Throughout Verbathim, Hasan wields her vulnerability like a knife, opening herself up and exposing many of these old insecurities and fears, from being tokenized to not being enough to not being in control of how people see her. She opens the jangly and bright track “You Wore It Better,” with the line “Don’t get close, you’re gonna hate me.” And on the chorus of “fine print,” she belts out “I don’t wanna let in the outside,” preferring to stay invisible, and sheltered from the people who want to use her, or control her.
With a voice like a meadowlark, she delivers these crushing truths with the indie and alternative pop sensibilities of Mitski and Fiona Apple. Largely abandoning the piano-driven ballad style that made her a viral sensation, Hasan has opted instead for her own take on late 2000s-tinged nostalgia, penning songs that underscore the triumphs and tragedies of coming of age. There’s the soaring freedom of “coloured concrete,” the cynical edge of “Dead Giveaway,” and the crushing vulnerability of “Spinning Plates,” a track that calls to mind FKA Twigs’ “Cellophane.”
Though Hasan’s family in Jericho are located roughly 70 miles northeast of the Gaza Strip and Israel’s aerial bombardment, the United Nations Relief and Works Agency (UNRWA) has reported increased levels of settler violence in the occupied West Bank since October 7. This past spring, Hasan returned to Palestine to check in on her loved ones.
On the final days of her trip, her manager asked her if she’d thought about filming a video for her album there. She didn’t have a team, she didn’t have any concepts, but within 24 hours, she connected with director Aram Sabbah, and recruited her relatives to help. She decided to record the video for “Stick of Gum,” a twinkling, upbeat track that opens with her slightly sardonic voice singing, “I swear if I showed you a song I made, you’d say it’s not your taste / If anyone else but me made it, it’s a masterpiece.”

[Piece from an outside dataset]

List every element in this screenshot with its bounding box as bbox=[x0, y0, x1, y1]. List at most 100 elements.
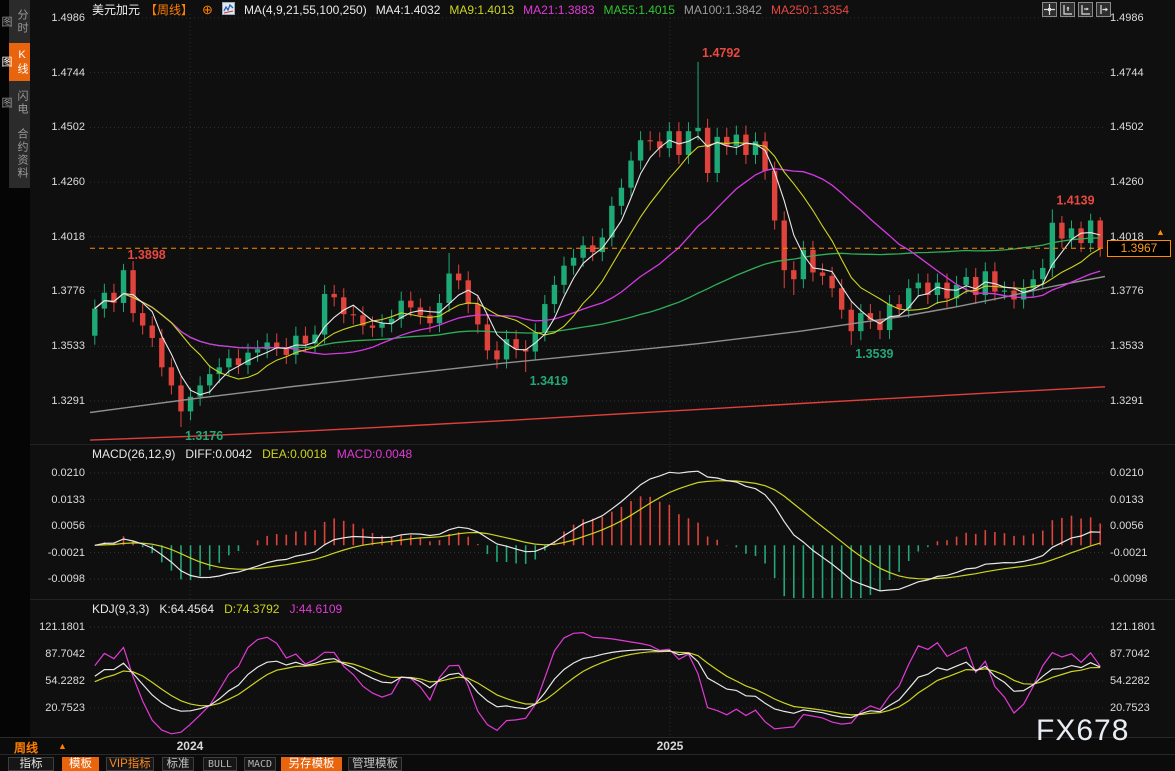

The final product is a touching tribute to her family home, as the camera lingers on the balconies, rooftops, and streets of Jericho. “It’s perfect,” she says. “I wouldn’t change a thing.”
The song was originally intended to be the final track on the album, until Hasan decided at the last minute to change it to “Chemical Mark,” which she calls “her deepest song.” It was inspired by a study she’d read about the impacts of trauma. In a study of mice, scientists found that exposure to stress could leave a chemical mark, something that could be passed down across generations.
Over the last year, the singer has watched the decimation of Gaza along with the rest of the world. The Gaza Health Ministry estimates that more than 40,000 residents have been killed, and according to the United Nations, at least 1.9 million people across the Gaza Strip have been displaced. “We’re about to be a year into this,” she says. “There are probably already marks on my heart, on all of our hearts, of what we’ve been enduring.”
Just a few days out from the album’s release, Hasan knows that she’s chosen a more difficult path for herself. Since last fall, she has gotten a few offers from other labels, but she says most of them were lowballs. On her own, things are harder. Nemahsis has to rely on her audience to help promote her songs, and count on word-of-mouth. She sees this album as her final shot at a career she’s been planning out for years, and if it is, she’s glad it’s on her terms.
“The industry has created a beast,” she says about her recent obstacles. “I’ve missed how many meals? What’s three more? My entire existence is a risk. I know that not everybody is going to understand me, or like me, so if you don’t, I won’t take it personally. I’ve let all of that go.”